Note that `rdflib.ClosedNamespaces` are meant to be instantiated and `rdflib.DefinedNameSpaces` are meant to be extended,
which is reflected in `lodkit.ClosedOntologyNamespace` and `lodkit.DefinedOntologyNamespace`.


## Testing Tools
`lodkit.testing_tools` aims to provide general definitions (e.g Graph format options) and [Hypothesis](https://hypothesis.readthedocs.io/en/latest/) strategies useful for testing RDFLib-based Python and code.
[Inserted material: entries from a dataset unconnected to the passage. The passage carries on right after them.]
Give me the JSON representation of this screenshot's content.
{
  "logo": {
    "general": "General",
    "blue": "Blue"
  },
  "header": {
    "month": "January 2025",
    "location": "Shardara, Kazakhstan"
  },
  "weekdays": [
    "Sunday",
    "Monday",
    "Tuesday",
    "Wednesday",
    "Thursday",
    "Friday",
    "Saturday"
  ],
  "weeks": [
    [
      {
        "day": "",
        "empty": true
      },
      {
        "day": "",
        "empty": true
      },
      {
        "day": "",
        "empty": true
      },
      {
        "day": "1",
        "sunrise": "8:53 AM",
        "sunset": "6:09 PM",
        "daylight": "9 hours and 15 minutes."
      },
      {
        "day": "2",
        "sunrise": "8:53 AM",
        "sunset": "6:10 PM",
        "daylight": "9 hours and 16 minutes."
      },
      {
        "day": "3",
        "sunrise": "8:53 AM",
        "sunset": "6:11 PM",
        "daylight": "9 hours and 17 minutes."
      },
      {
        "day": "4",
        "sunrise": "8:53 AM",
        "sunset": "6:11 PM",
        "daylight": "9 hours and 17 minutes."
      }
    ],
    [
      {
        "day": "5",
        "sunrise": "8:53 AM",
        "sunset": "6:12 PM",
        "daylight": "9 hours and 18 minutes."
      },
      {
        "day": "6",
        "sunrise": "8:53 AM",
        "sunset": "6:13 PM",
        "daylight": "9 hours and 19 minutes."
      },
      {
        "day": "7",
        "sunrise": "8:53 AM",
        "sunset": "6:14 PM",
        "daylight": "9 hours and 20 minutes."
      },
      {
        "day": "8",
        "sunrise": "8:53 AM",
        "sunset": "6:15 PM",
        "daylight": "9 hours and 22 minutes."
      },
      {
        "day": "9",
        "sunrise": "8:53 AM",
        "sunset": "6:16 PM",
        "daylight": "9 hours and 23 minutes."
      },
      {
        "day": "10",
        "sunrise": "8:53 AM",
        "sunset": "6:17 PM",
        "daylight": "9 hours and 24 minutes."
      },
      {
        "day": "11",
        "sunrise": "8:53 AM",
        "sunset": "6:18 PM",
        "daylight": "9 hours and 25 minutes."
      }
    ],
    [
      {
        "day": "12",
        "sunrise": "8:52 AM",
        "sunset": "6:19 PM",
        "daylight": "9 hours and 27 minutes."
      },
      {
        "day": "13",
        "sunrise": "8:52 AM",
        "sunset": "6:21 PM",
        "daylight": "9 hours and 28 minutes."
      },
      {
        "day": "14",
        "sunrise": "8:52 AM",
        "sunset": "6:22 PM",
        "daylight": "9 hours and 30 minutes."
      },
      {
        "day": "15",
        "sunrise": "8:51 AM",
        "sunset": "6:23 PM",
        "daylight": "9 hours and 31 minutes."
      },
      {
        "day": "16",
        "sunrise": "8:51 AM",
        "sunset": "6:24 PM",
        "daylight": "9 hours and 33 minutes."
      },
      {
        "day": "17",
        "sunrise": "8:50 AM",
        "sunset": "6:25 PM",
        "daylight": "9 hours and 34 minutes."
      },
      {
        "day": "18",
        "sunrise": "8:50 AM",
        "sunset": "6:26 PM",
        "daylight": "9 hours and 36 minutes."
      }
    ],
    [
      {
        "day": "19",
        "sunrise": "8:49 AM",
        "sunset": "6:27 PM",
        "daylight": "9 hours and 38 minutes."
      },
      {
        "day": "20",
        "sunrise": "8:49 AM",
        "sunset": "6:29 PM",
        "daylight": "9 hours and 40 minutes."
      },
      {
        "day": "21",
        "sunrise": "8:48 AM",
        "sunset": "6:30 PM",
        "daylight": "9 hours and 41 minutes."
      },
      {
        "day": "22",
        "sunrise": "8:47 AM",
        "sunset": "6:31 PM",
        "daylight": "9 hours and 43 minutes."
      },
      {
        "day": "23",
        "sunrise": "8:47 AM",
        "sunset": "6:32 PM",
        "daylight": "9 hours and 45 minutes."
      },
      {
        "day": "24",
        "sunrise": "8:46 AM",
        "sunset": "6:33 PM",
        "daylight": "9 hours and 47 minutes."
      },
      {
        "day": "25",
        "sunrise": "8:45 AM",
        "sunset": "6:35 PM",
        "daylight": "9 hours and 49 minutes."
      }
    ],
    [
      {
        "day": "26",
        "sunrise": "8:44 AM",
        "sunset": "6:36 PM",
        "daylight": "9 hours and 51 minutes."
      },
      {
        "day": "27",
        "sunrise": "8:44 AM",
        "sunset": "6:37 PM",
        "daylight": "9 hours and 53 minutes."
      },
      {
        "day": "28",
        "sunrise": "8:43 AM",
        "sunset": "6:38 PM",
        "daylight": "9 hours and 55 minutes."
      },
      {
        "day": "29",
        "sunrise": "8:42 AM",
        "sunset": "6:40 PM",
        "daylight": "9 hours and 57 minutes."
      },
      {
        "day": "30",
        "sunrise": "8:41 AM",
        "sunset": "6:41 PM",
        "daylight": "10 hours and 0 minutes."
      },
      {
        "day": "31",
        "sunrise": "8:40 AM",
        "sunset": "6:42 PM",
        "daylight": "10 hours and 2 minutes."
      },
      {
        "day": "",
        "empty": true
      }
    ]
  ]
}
E.g. the `TripleStrategies.triples` strategy generates random triples utilizing all permissible subject, predicate and object types including lang-tagged and xsd-typed literals.
The following uses the triples strategies together with a Hypothesis strategy to create random graphs:

```python
from hypothesis import given, strategies as st
from lodkit import tst
from rdflib import Graph


@given(triples=st.lists(tst.triples, min_size=1, max_size=10))
def test_some_function(triples):
    graph = Graph()
    for triple in triples:
        graph.add(triple)

    assert len(graph) == len(triples)
```

The strategy generates up to 100 (by default, see [settings](https://hypothesis.readthedocs.io/en/latest/settings.html)) lists of 1-10 `tuple[_TripleSubject, URIRef, _TripleObject]` and passes them to the test function.

> Warning: The API of lodkit.tesing_tools is very likely to change soon! Strategies should be module-level callables and not properties of a Singleton.